Siyasi iktidarın, meşruiyetinin bir paradigması, oturduğu bir zemin olmalıdır. Bu monarşilerde de vardır. Bir kral, ben babamdan ülkenin yönetimini devraldım, aklıma estiği gibi yönetirim demez. Meşruiyet arayışı içinde olur. Biz de uluslararası temasta bunu dikkate alıyoruz. Bir ülkenin yöneticisinin arkasındaki gücü nedir ne kadar dikkate alınır diye bakarız istişare ederken. Türkiye'de hem seçimler hem de anayasal sistem itibarıyla Türkiye'yi temsil eden Cumhurbaşkanımızın arkasında seçimlerde almış olduğu desteğin ötesinde, 83 milyonun bir desteği vardır."

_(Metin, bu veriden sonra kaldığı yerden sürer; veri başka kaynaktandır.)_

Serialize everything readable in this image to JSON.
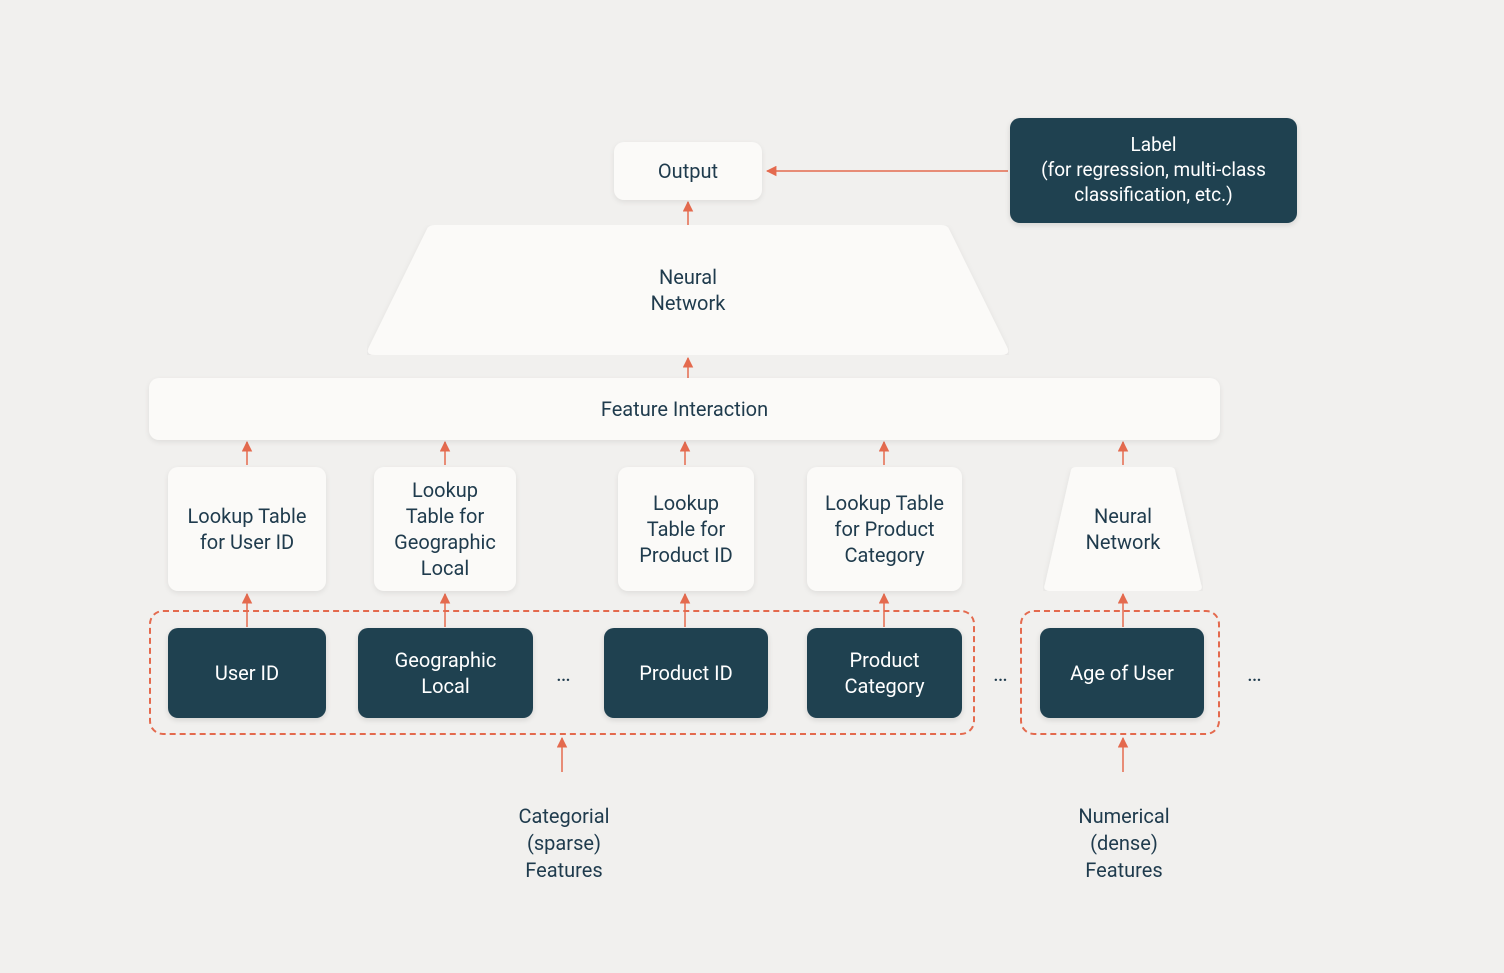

Bir ülkede millet ve devlet bütünleşmişse o ülkenin uluslararası alanda sözünün dinleneceğini, kararının merak edileceğini ifade eden Şentop, şunları kaydetti:
"İslam dünyasının yeni yeni uyanmaya başladığı bu dönemde en önemli problemi, yaşayan halklarla onları yönetenler arasında sahici, gerçek ve güçlü bir bağın zayıf olmasıdır. Eğer ülke içinde bir güç alamazsa siyasi iktidar, o zaman o gücünü başka yerlerden elde etmeye çalışır ya başka ülkelerin ya uluslararası kuruluşların, istihbarat örgütlerinin desteğiyle ayakta duran bir oyuncağa, piyona dönüşür. Onun için Cumhurbaşkanımızla Trump'ın görüşmesini bir gözden geçirin, zihninizde canlandırın. Bir de 'Haniymiş benim diktatörüm' diye çağırdığı şahsın görüşmelerinin nasıl olacağını tahmin edin."